R/gdm.single.crossvalidation.R
In gdm: Generalized Dissimilarity Modeling

Documented in gdm.single.crossvalidation

#'@title Single GDM Cross-Validation Test, Internal Function
#'
#'@description Undertake a cross-validation assessment of a GDM, using a single
#'training and testing dataset.
#'
#' @usage gdm.single.crossvalidation(spTable_train, spTable_test, geo=FALSE,
#' splines=NULL, knots=NULL)
#'
#'@param spTable_train (dataframe) A dataframe holding the GDM input table for
#'model fitting.
#'
#'@param spTable_test (dataframe) A dataframe holding the GDM input table for
#'model testing, having identical column names to 'spTable_train' but using
#'different site-pairs.
#'
#'@param geo (boolean) Geographic distance to be used in model fitting
#'(default = FALSE).
#'
#'@param splines (vector) An optional vector of the number of I-spline basis
#'functions to be used for each predictor in fitting the model.
#'
#'@param knots (vector) An optional vector of knots in units of the predictor
#'variables to be used in the fitting process.
#'
#'@return List, providing cross-validation statistics. These are metrics that
#'describe how well the model fit using the sitepair training table predicts
#'the dissimilarities in the sitepair testing table. Metrics provided include:
#' 'Deviance.Explained' (the deviance explained for the training data);
#' 'Test.Deviance.Explained' (the deviance explained for the test data);
#' 'Mean.Error';
#' 'Mean.Absolute.Error';
#' 'Root.Mean.Squre.Error';
#' 'Obs.Pred.Correlation' (Pearson's correlation coefficient between observed and predicted values);
#' 'Equalised.RMSE' (the average root mean square error across bands of observed dissimilarities (0.05 dissimialrity units));
#' 'Error.by.Observed.Value' (the average root mean square error and number of observations within bands of observed dissimilarities (0.05 dissimialrity units)).
#'
#' @keywords gdm internal
#'
#'@importFrom stats complete.cases
#'@importFrom stats cor
#'@importFrom stats na.omit
#'@importFrom stats predict
#'@importFrom stats sd
#'
gdm.single.crossvalidation=function(spTable_train,
                                         spTable_test,
                                         geo=FALSE,
                                         splines=NULL,
                                         knots=NULL)
{
  # omit rows with NAs, just in case
  GDM_Table_Training <- spTable_train[complete.cases(spTable_train),]
  GDM_Table_Testing <- spTable_test[complete.cases(spTable_test),]
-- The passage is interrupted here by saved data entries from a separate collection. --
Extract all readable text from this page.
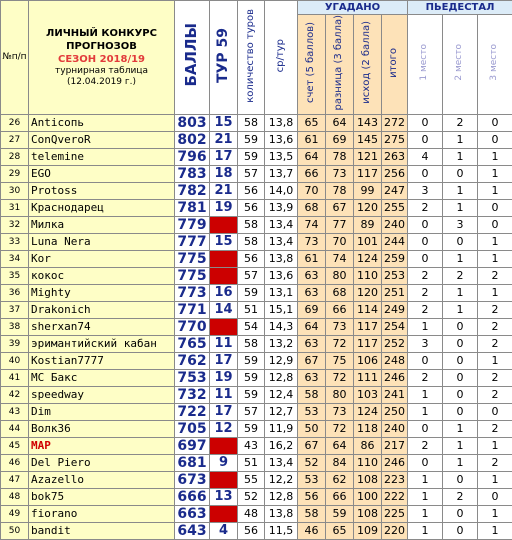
№п/п	ЛИЧНЫЙ КОНКУРС
ПРОГНОЗОВ
СЕЗОН 2018/19
турнирная таблица
(12.04.2019 г.)	БАЛЛЫ	ТУР 59	количество туров	ср/тур	УГАДАНО				ПЬЕДЕСТАЛ		
						счет (5 баллов)	разница (3 балла)	исход (2 балла)	итого	1 место	2 место	3 место
26	Anticoпь	803	15	58	13,8	65	64	143	272	0	2	0
27	ConQveroR	802	21	59	13,6	61	69	145	275	0	1	0
28	telemine	796	17	59	13,5	64	78	121	263	4	1	1
29	EGO	783	18	57	13,7	66	73	117	256	0	0	1
30	Protoss	782	21	56	14,0	70	78	99	247	3	1	1
31	Краснодарец	781	19	56	13,9	68	67	120	255	2	1	0
32	Милка	779		58	13,4	74	77	89	240	0	3	0
33	Luna Nera	777	15	58	13,4	73	70	101	244	0	0	1
34	Kor	775		56	13,8	61	74	124	259	0	1	1
35	кокос	775		57	13,6	63	80	110	253	2	2	2
36	Mighty	773	16	59	13,1	63	68	120	251	2	1	1
37	Drakonich	771	14	51	15,1	69	66	114	249	2	1	2
38	sherxan74	770		54	14,3	64	73	117	254	1	0	2
39	эримантийский кабан	765	11	58	13,2	63	72	117	252	3	0	2
40	Kostian7777	762	17	59	12,9	67	75	106	248	0	0	1
41	MC Бакс	753	19	59	12,8	63	72	111	246	2	0	2
42	speedway	732	11	59	12,4	58	80	103	241	1	0	2
43	Dim	722	17	57	12,7	53	73	124	250	1	0	0
44	Волк36	705	12	59	11,9	50	72	118	240	0	1	2
45	MAP	697		43	16,2	67	64	86	217	2	1	1
46	Del Piero	681	9	51	13,4	52	84	110	246	0	1	2
47	Azazello	673		55	12,2	53	62	108	223	1	0	1
48	bok75	666	13	52	12,8	56	66	100	222	1	2	0
49	fiorano	663		48	13,8	58	59	108	225	1	0	1
50	bandit	643	4	56	11,5	46	65	109	220	1	0	1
  # suppress the warnings GDM often throws up
  oldw <- getOption("warn")
  options(warn = -1)

  # Fit the gdm on the training set of sites
  train.mod <- gdm(GDM_Table_Training,
                        geo=geo,
                        splines=splines,
                        knots=knots)

  # now predict the dissimilarity for the test sites (pairs)
  pred.test <- predict(train.mod, GDM_Table_Testing)
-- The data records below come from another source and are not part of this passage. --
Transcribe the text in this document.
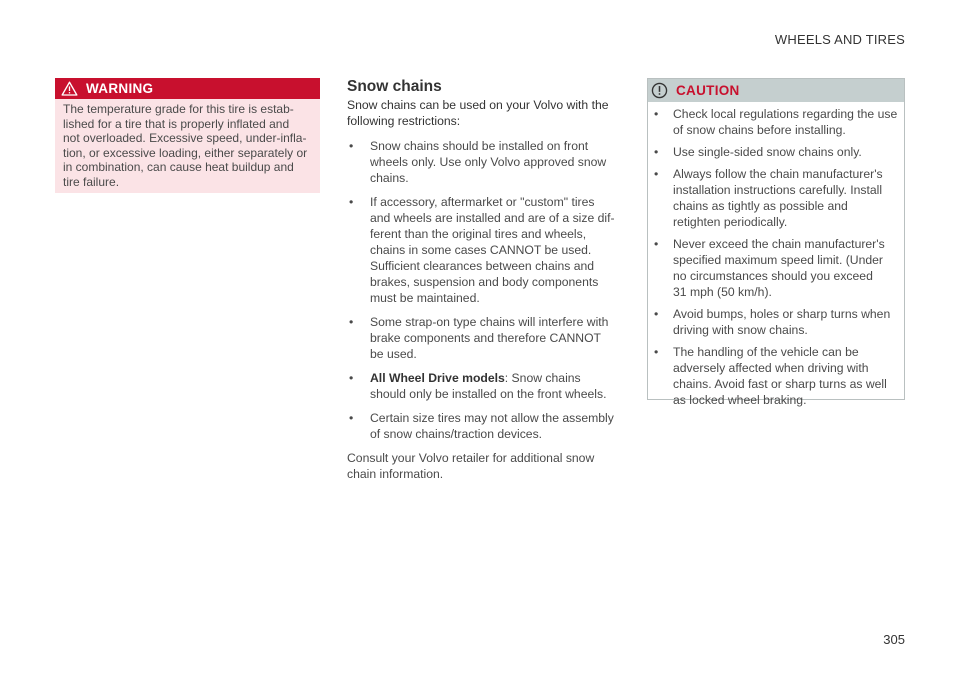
WHEELS AND TIRES
WARNING
The temperature grade for this tire is estab-
lished for a tire that is properly inflated and
not overloaded. Excessive speed, under-infla-
tion, or excessive loading, either separately or
in combination, can cause heat buildup and
tire failure.
Snow chains

Snow chains can be used on your Volvo with the
following restrictions:

• Snow chains should be installed on front
wheels only. Use only Volvo approved snow
chains.
• If accessory, aftermarket or "custom" tires
and wheels are installed and are of a size dif-
ferent than the original tires and wheels,
chains in some cases CANNOT be used.
Sufficient clearances between chains and
brakes, suspension and body components
must be maintained.
• Some strap-on type chains will interfere with
brake components and therefore CANNOT
be used.
• All Wheel Drive models: Snow chains
should only be installed on the front wheels.
• Certain size tires may not allow the assembly
of snow chains/traction devices.

Consult your Volvo retailer for additional snow
chain information.

CAUTION
• Check local regulations regarding the use
of snow chains before installing.
• Use single-sided snow chains only.
• Always follow the chain manufacturer's
installation instructions carefully. Install
chains as tightly as possible and
retighten periodically.
• Never exceed the chain manufacturer's
specified maximum speed limit. (Under
no circumstances should you exceed
31 mph (50 km/h).
• Avoid bumps, holes or sharp turns when
driving with snow chains.
• The handling of the vehicle can be
adversely affected when driving with
chains. Avoid fast or sharp turns as well
as locked wheel braking.
305
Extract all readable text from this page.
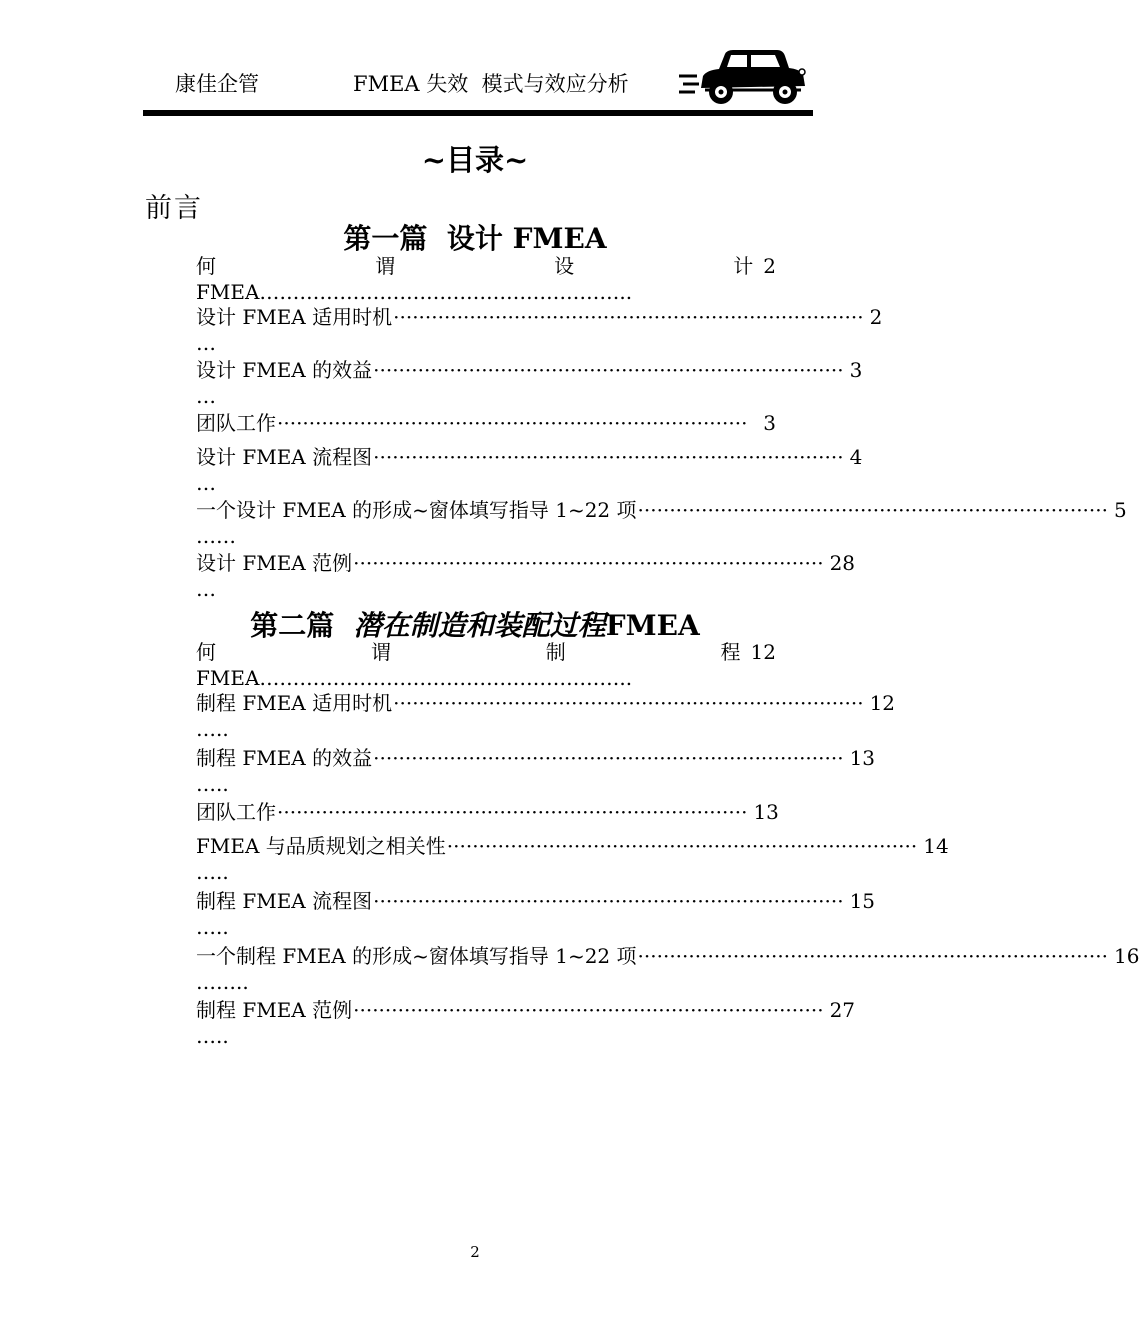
康佳企管	FMEA 失效  模式与效应分析
~目录~
前言
第一篇  设计 FMEA
何	谓	设	计 2
FMEA………………………………………………..
设计 FMEA 适用时机 ·········································································· 2
…
设计 FMEA 的效益 ·········································································· 3
…
团队工作 ·········································································· 3
设计 FMEA 流程图 ·········································································· 4
…
一个设计 FMEA 的形成~窗体填写指导 1~22 项 ·········································································· 5
……
设计 FMEA 范例 ·········································································· 28
…
第二篇  潜在制造和装配过程FMEA
何	谓	制	程 12
FMEA………………………………………………..
制程 FMEA 适用时机 ·········································································· 12
…..
制程 FMEA 的效益 ·········································································· 13
…..
团队工作 ·········································································· 13
FMEA 与品质规划之相关性 ·········································································· 14
…..
制程 FMEA 流程图 ·········································································· 15
…..
一个制程 FMEA 的形成~窗体填写指导 1~22 项 ·········································································· 16
……..
制程 FMEA 范例 ·········································································· 27
…..
2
  # and fit a gdm to the test data to get the null deviance
  test.mod <- gdm(GDM_Table_Testing[,c(1:6)],
                       geo=TRUE)

  # reset the warnings
  options(warn = oldw)

  if(!is.null(test.mod)){
  # Calculate deviance explained for the test data
  test.data.gdm.deviance <- calculate.gdm.deviance(predDiss=pred.test,
                                                   obsDiss=GDM_Table_Testing$distance)
  test.D2 <- ((test.mod$nulldeviance - test.data.gdm.deviance) / test.mod$nulldeviance)*100

  # if the deviance explained is negative, set it to zero
  if(test.D2 < 0){
    test.D2 <- 0
  }
  }else{
    test.D2 <- NA
  }

  # calculate an array of test statistics using observed & predicted dissimilarities in the
  # testing data
  # Error
  error = GDM_Table_Testing[,1] - pred.test
  # Mean Error
  ME = mean(error)
  # Mean Absolute Error
  MAE = mean(abs(error))
  # Root Mean Square Error
  RMSE = sqrt(mean(error^2))
  # correlation, obs vs exp
  ObsPred.R <- cor(pred.test , GDM_Table_Testing[,1] , method = "pearson")
  # something new breaking error up over the range of observed values
  obs.breaks<-seq(from=0, to=1, by=0.05)
  obs.value.err <- data.frame("obs.dissim"=seq(from=0.025, to=0.975, by=0.05),
                              "obs.count"=rep(0, times=20),
                              "pred.RMSE"=rep(0, times=20))
  obs.err<-cbind(GDM_Table_Testing[,1], error)
  for(i.cat in 1:nrow(obs.value.err))
  {
    # find the observed values within the specified range of dissimilarities
    if(i.cat == 1){
      cat.obs.err<-obs.err[(obs.err[,1]>=obs.breaks[i.cat] & obs.err[,1]<=obs.breaks[(i.cat+1)]),2]
    }else{
      cat.obs.err<-obs.err[(obs.err[,1]>obs.breaks[i.cat] & obs.err[,1]<=obs.breaks[(i.cat+1)]),2]
    }
    # check if there are any observations in this category
    if(length(cat.obs.err)>0) {
      obs.value.err[i.cat,2]<-length(cat.obs.err)
      obs.value.err[i.cat,3]<-sqrt(mean(cat.obs.err^2))
    }else{
      obs.value.err[i.cat,3]<-NA
    }
  } #end for i.cat

  # summarise the prediction error across dissimilarity bands
  equ.RMSE<-mean(obs.value.err[,3], na.rm=TRUE)

  # write the outputs of the function
  list(Deviance.Explained = train.mod$explained,
       Test.Deviance.Explained = test.D2,
       Mean.Error = ME,
       Mean.Absolute.Error = MAE,
       Root.Mean.Squre.Error = RMSE,
       Obs.Pred.Correlation = ObsPred.R,
       Equalised.RMSE = equ.RMSE,
       Error.by.Observed.Value = obs.value.err)

} # end gdm.single.crossvalidation function